Rencana A dan B sudah sangat jelas bagi Liverpool ketika mereka memang ingin lolos ke final. Namun, mereka diprediksi juga akan bersedia menerima hasil minimal, yaitu tersingkir secara terhormat alias menang meski tidak lolos. Itulah rencana ketiga atau plan C. Intinya, mereka ingin menang.
Target itulah yang membuat Liverpool tanpa Mo Salah dan Roberto Firmino tetap berupaya yakin bahwa hasil akhir pertandingan akan dihadapi dengan permainan yang sudah mereka persiapkan sebelumnya.

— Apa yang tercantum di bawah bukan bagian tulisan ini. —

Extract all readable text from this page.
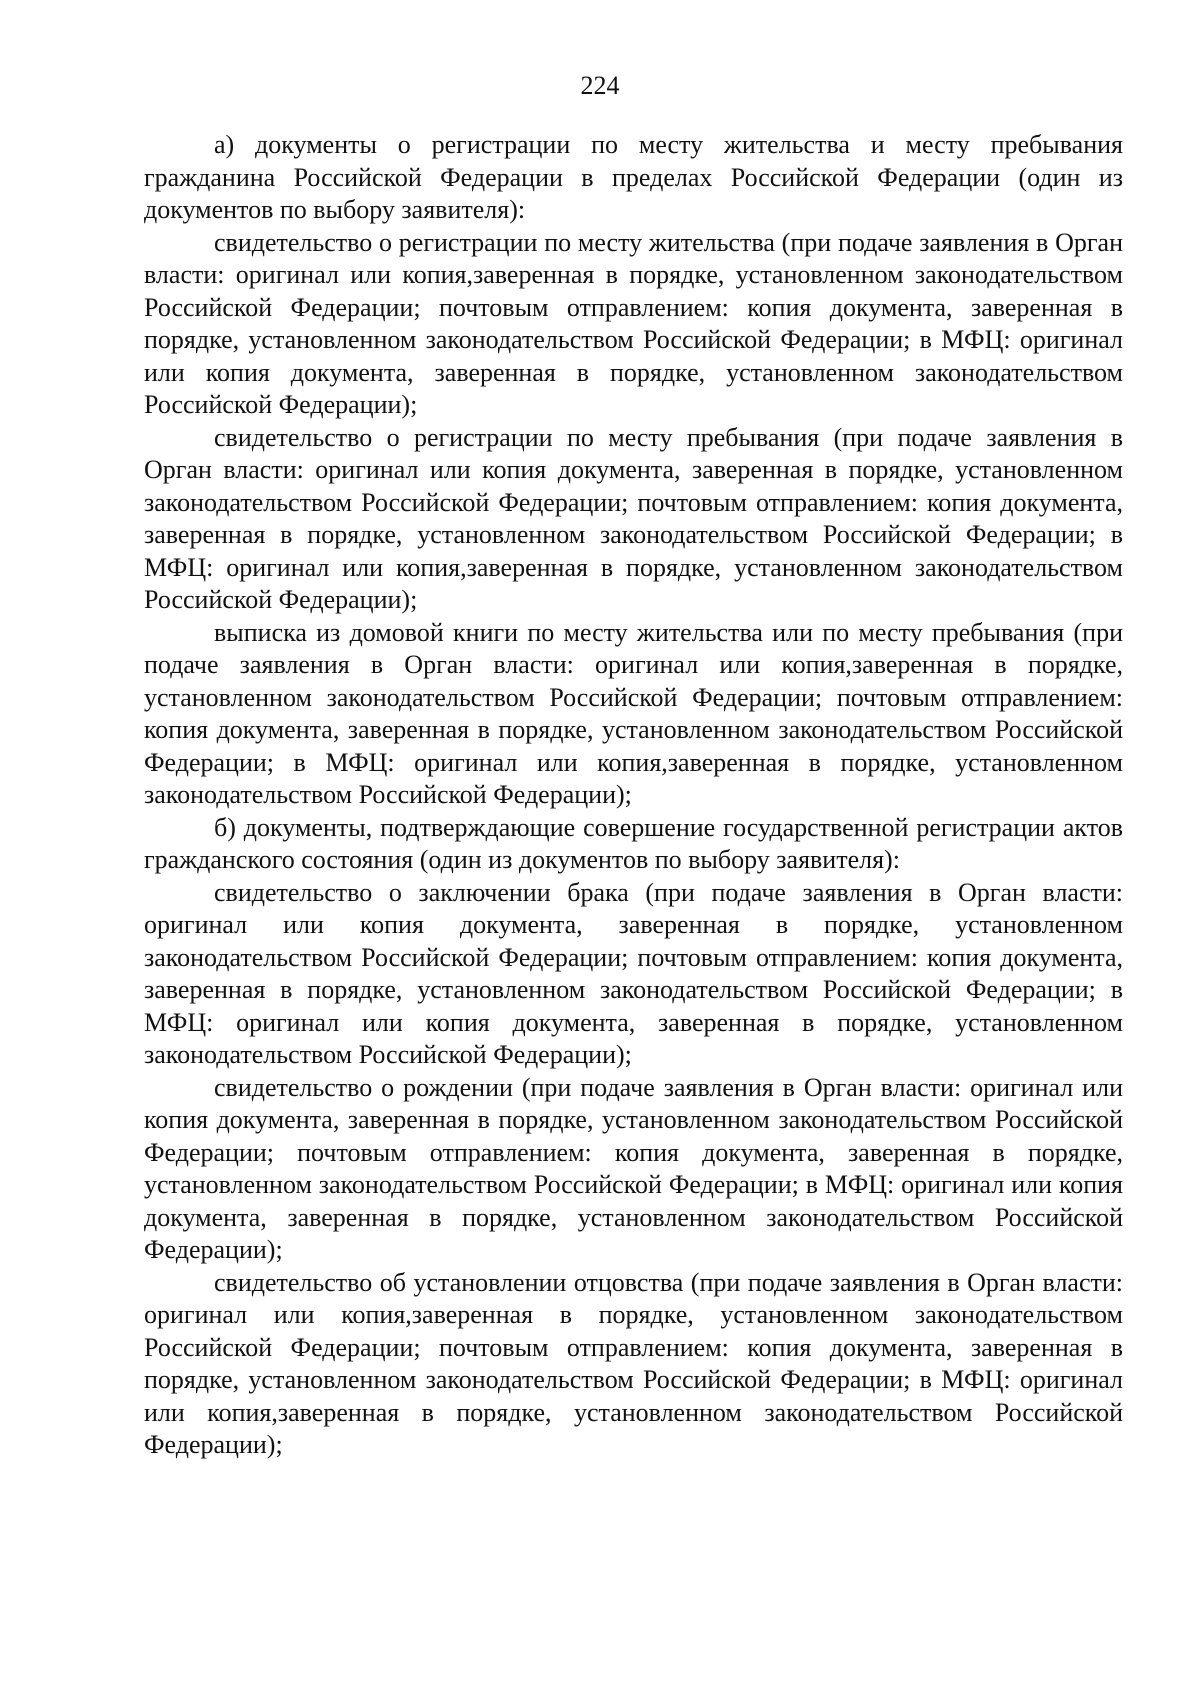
224

а) документы о регистрации по месту жительства и месту пребывания гражданина Российской Федерации в пределах Российской Федерации (один из документов по выбору заявителя):

свидетельство о регистрации по месту жительства (при подаче заявления в Орган власти: оригинал или копия,заверенная в порядке, установленном законодательством Российской Федерации; почтовым отправлением: копия документа, заверенная в порядке, установленном законодательством Российской Федерации; в МФЦ: оригинал или копия документа, заверенная в порядке, установленном законодательством Российской Федерации);

свидетельство о регистрации по месту пребывания (при подаче заявления в Орган власти: оригинал или копия документа, заверенная в порядке, установленном законодательством Российской Федерации; почтовым отправлением: копия документа, заверенная в порядке, установленном законодательством Российской Федерации; в МФЦ: оригинал или копия,заверенная в порядке, установленном законодательством Российской Федерации);

выписка из домовой книги по месту жительства или по месту пребывания (при подаче заявления в Орган власти: оригинал или копия,заверенная в порядке, установленном законодательством Российской Федерации; почтовым отправлением: копия документа, заверенная в порядке, установленном законодательством Российской Федерации; в МФЦ: оригинал или копия,заверенная в порядке, установленном законодательством Российской Федерации);

б) документы, подтверждающие совершение государственной регистрации актов гражданского состояния (один из документов по выбору заявителя):

свидетельство о заключении брака (при подаче заявления в Орган власти: оригинал или копия документа, заверенная в порядке, установленном законодательством Российской Федерации; почтовым отправлением: копия документа, заверенная в порядке, установленном законодательством Российской Федерации; в МФЦ: оригинал или копия документа, заверенная в порядке, установленном законодательством Российской Федерации);

свидетельство о рождении (при подаче заявления в Орган власти: оригинал или копия документа, заверенная в порядке, установленном законодательством Российской Федерации; почтовым отправлением: копия документа, заверенная в порядке, установленном законодательством Российской Федерации; в МФЦ: оригинал или копия документа, заверенная в порядке, установленном законодательством Российской Федерации);

свидетельство об установлении отцовства (при подаче заявления в Орган власти: оригинал или копия,заверенная в порядке, установленном законодательством Российской Федерации; почтовым отправлением: копия документа, заверенная в порядке, установленном законодательством Российской Федерации; в МФЦ: оригинал или копия,заверенная в порядке, установленном законодательством Российской Федерации);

Persiapan pertama yang ingin mereka lakukan adalah mencetak gol cepat.
Taktik ini sebenarnya selalu dilakukan oleh tim yang berposisi sebagai tim non-unggulan. Mereka ingin mencuri keunggulan dan kemudian mencoba membuat tim lawan keluar menyerang sedangkan mereka akan melakukan compact-defense.

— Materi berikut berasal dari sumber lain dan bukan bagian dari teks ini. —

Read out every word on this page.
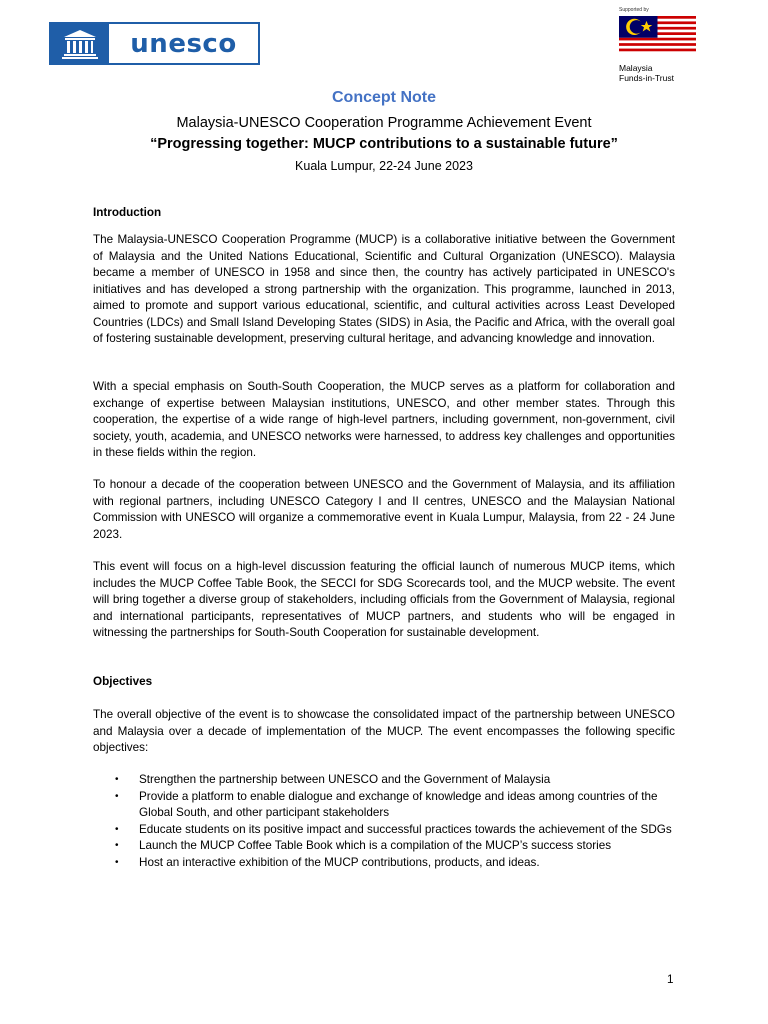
unesco
Supported by
Malaysia
Funds-in-Trust
Concept Note
Malaysia-UNESCO Cooperation Programme Achievement Event
“Progressing together: MUCP contributions to a sustainable future”
Kuala Lumpur, 22-24 June 2023
Introduction
The Malaysia-UNESCO Cooperation Programme (MUCP) is a collaborative initiative between the Government of Malaysia and the United Nations Educational, Scientific and Cultural Organization (UNESCO). Malaysia became a member of UNESCO in 1958 and since then, the country has actively participated in UNESCO's initiatives and has developed a strong partnership with the organization. This programme, launched in 2013, aimed to promote and support various educational, scientific, and cultural activities across Least Developed Countries (LDCs) and Small Island Developing States (SIDS) in Asia, the Pacific and Africa, with the overall goal of fostering sustainable development, preserving cultural heritage, and advancing knowledge and innovation.
With a special emphasis on South-South Cooperation, the MUCP serves as a platform for collaboration and exchange of expertise between Malaysian institutions, UNESCO, and other member states. Through this cooperation, the expertise of a wide range of high-level partners, including government, non-government, civil society, youth, academia, and UNESCO networks were harnessed, to address key challenges and opportunities in these fields within the region.
To honour a decade of the cooperation between UNESCO and the Government of Malaysia, and its affiliation with regional partners, including UNESCO Category I and II centres, UNESCO and the Malaysian National Commission with UNESCO will organize a commemorative event in Kuala Lumpur, Malaysia, from 22 - 24 June 2023.
This event will focus on a high-level discussion featuring the official launch of numerous MUCP items, which includes the MUCP Coffee Table Book, the SECCI for SDG Scorecards tool, and the MUCP website. The event will bring together a diverse group of stakeholders, including officials from the Government of Malaysia, regional and international participants, representatives of MUCP partners, and students who will be engaged in witnessing the partnerships for South-South Cooperation for sustainable development.
Objectives
The overall objective of the event is to showcase the consolidated impact of the partnership between UNESCO and Malaysia over a decade of implementation of the MUCP. The event encompasses the following specific objectives:
• Strengthen the partnership between UNESCO and the Government of Malaysia
• Provide a platform to enable dialogue and exchange of knowledge and ideas among countries of the Global South, and other participant stakeholders
• Educate students on its positive impact and successful practices towards the achievement of the SDGs
• Launch the MUCP Coffee Table Book which is a compilation of the MUCP’s success stories
• Host an interactive exhibition of the MUCP contributions, products, and ideas.
1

Kebetulan, di laga ini Liverpool meski merupakan tim tuan rumah, namun kekalahan 3-0 atas Barcelona di leg 1 membuat Jordan Henderson dkk harus bertindak sebagai underdog. Hal ini yang membuat mereka ingin mencuri perhatian (terhadap lawan) dengan cara mencetak gol lebih dahulu dan melihat situasi terbaik untuk membangun serangan balik cepat dan akurat.

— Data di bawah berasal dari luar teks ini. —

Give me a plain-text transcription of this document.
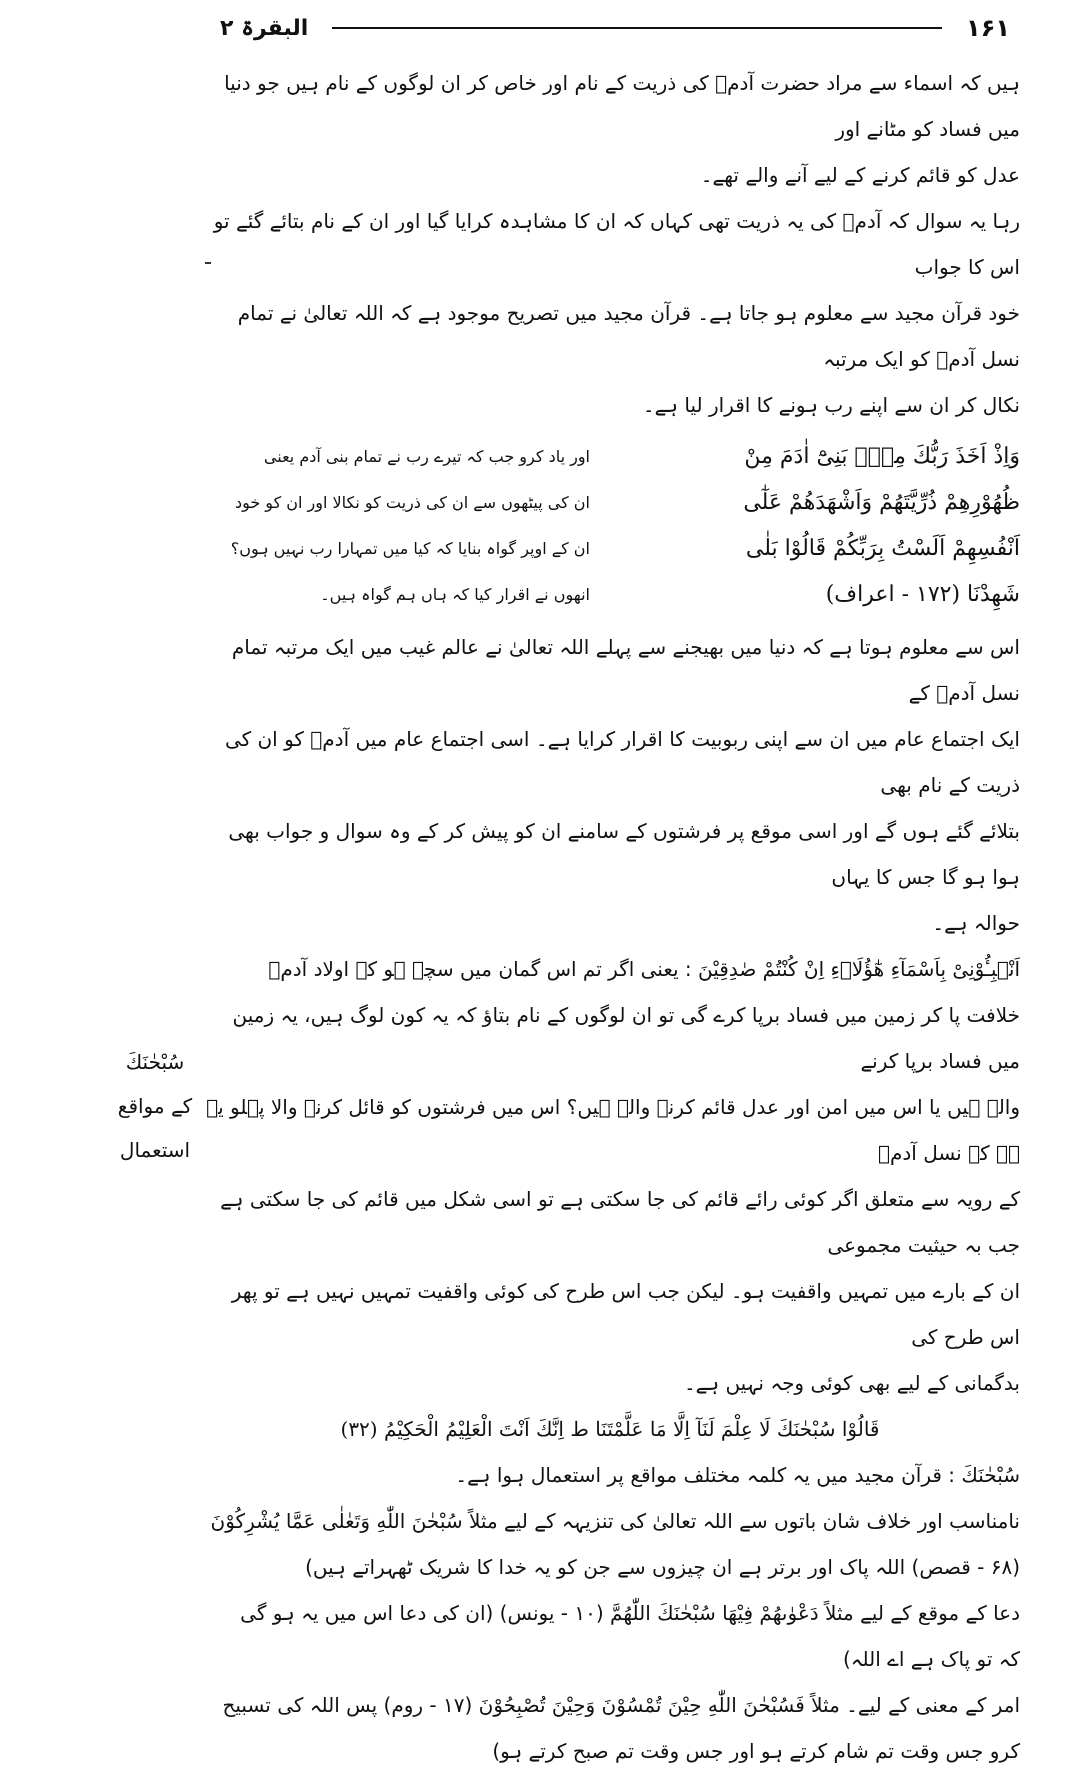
۱۶۱
البقرۃ ۲

ہیں کہ اسماء سے مراد حضرت آدمؑ کی ذریت کے نام اور خاص کر ان لوگوں کے نام ہیں جو دنیا میں فساد کو مٹانے اور

عدل کو قائم کرنے کے لیے آنے والے تھے۔

رہا یہ سوال کہ آدمؑ کی یہ ذریت تھی کہاں کہ ان کا مشاہدہ کرایا گیا اور ان کے نام بتائے گئے تو اس کا جواب

خود قرآن مجید سے معلوم ہو جاتا ہے۔ قرآن مجید میں تصریح موجود ہے کہ اللہ تعالیٰ نے تمام نسل آدمؑ کو ایک مرتبہ

نکال کر ان سے اپنے رب ہونے کا اقرار لیا ہے۔

وَاِذْ اَخَذَ رَبُّكَ مِنْۢ بَنِىْٓ اٰدَمَ مِنْ
ظُهُوْرِهِمْ ذُرِّيَّتَهُمْ وَاَشْهَدَهُمْ عَلٰٓى
اَنْفُسِهِمْ اَلَسْتُ بِرَبِّكُمْ قَالُوْا بَلٰى
شَهِدْنَا (۱۷۲ - اعراف)
اور یاد کرو جب کہ تیرے رب نے تمام بنی آدم یعنی
ان کی پیٹھوں سے ان کی ذریت کو نکالا اور ان کو خود
ان کے اوپر گواہ بنایا کہ کیا میں تمہارا رب نہیں ہوں؟
انھوں نے اقرار کیا کہ ہاں ہم گواہ ہیں۔

اس سے معلوم ہوتا ہے کہ دنیا میں بھیجنے سے پہلے اللہ تعالیٰ نے عالم غیب میں ایک مرتبہ تمام نسل آدمؑ کے

ایک اجتماع عام میں ان سے اپنی ربوبیت کا اقرار کرایا ہے۔ اسی اجتماع عام میں آدمؑ کو ان کی ذریت کے نام بھی

بتلائے گئے ہوں گے اور اسی موقع پر فرشتوں کے سامنے ان کو پیش کر کے وہ سوال و جواب بھی ہوا ہو گا جس کا یہاں

حوالہ ہے۔

اَنْۢبِـُٔوْنِىْ بِاَسْمَآءِ هٰٓؤُلَاۤءِ اِنْ كُنْتُمْ صٰدِقِيْنَ : یعنی اگر تم اس گمان میں سچے ہو کہ اولاد آدمؑ

خلافت پا کر زمین میں فساد برپا کرے گی تو ان لوگوں کے نام بتاؤ کہ یہ کون لوگ ہیں، یہ زمین میں فساد برپا کرنے

والے ہیں یا اس میں امن اور عدل قائم کرنے والے ہیں؟ اس میں فرشتوں کو قائل کرنے والا پہلو یہ ہے کہ نسل آدمؑ

کے رویہ سے متعلق اگر کوئی رائے قائم کی جا سکتی ہے تو اسی شکل میں قائم کی جا سکتی ہے جب بہ حیثیت مجموعی

ان کے بارے میں تمہیں واقفیت ہو۔ لیکن جب اس طرح کی کوئی واقفیت تمہیں نہیں ہے تو پھر اس طرح کی

بدگمانی کے لیے بھی کوئی وجہ نہیں ہے۔

قَالُوْا سُبْحٰنَكَ لَا عِلْمَ لَنَآ اِلَّا مَا عَلَّمْتَنَا ط اِنَّكَ اَنْتَ الْعَلِيْمُ الْحَكِيْمُ (۳۲)

سُبْحٰنَكَ : قرآن مجید میں یہ کلمہ مختلف مواقع پر استعمال ہوا ہے۔

نامناسب اور خلاف شان باتوں سے اللہ تعالیٰ کی تنزیہہ کے لیے مثلاً سُبْحٰنَ اللّٰهِ وَتَعٰلٰى عَمَّا يُشْرِكُوْنَ

(۶۸ - قصص) اللہ پاک اور برتر ہے ان چیزوں سے جن کو یہ خدا کا شریک ٹھہراتے ہیں)

دعا کے موقع کے لیے مثلاً دَعْوٰىهُمْ فِيْهَا سُبْحٰنَكَ اللّٰهُمَّ (۱۰ - یونس) (ان کی دعا اس میں یہ ہو گی

کہ تو پاک ہے اے اللہ)

امر کے معنی کے لیے۔ مثلاً فَسُبْحٰنَ اللّٰهِ حِيْنَ تُمْسُوْنَ وَحِيْنَ تُصْبِحُوْنَ (۱۷ - روم) پس اللہ کی تسبیح

کرو جس وقت تم شام کرتے ہو اور جس وقت تم صبح کرتے ہو)

سُبْحٰنَكَ
کے مواقع
استعمال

Gol cepat ternyata memang terwujud untuk kubu The Reds. Divock Origi yang di laga sebelumnya (lanjutan Premier League) juga menjadi pahlawan bagi Liverpool, kembali muncul sebagai pencetak gol pertama di laga ini. Liverpool langsung unggul 1-0 sebelum pertandingan berjalan 10 menit.
Keunggulan ini bertahan sampai babak pertama berakhir dan bagaimana dengan Barcelona?
Mereka tidak bermain efektif di laga ini, dan mereka sepertinya juga memiliki rencana dan persiapan sendiri. Entah apakah gagal atau memang tidak ingin segera dilakukan sedari babak pertama. Namun, strategi Barcelona di laga ini dapat dikatakan tidak berhasil.
Karena, sebagai tim yang ingin memastikan menjejak final dengan dua kaki, seharusnya mereka juga punya target utama. Yaitu, mencetak gol tandang. Dengan keunggulan 3-0 dan kemudian mampu mencetak satu gol tandang, maka, Liverpool akan memiliki PR yang lebih banyak lagi; 5 gol harus dicetak.
Inilah yang tidak terjadi di Barcelona dan Messi cs terlihat arogan dengan terus menunggu perkembangan dari permainan si tuan rumah. Inilah yang membuat Juergen Klopp dapat menjalankan taktik keduanya di babak kedua. Yaitu, keluar menyerang mencari gol selanjutnya.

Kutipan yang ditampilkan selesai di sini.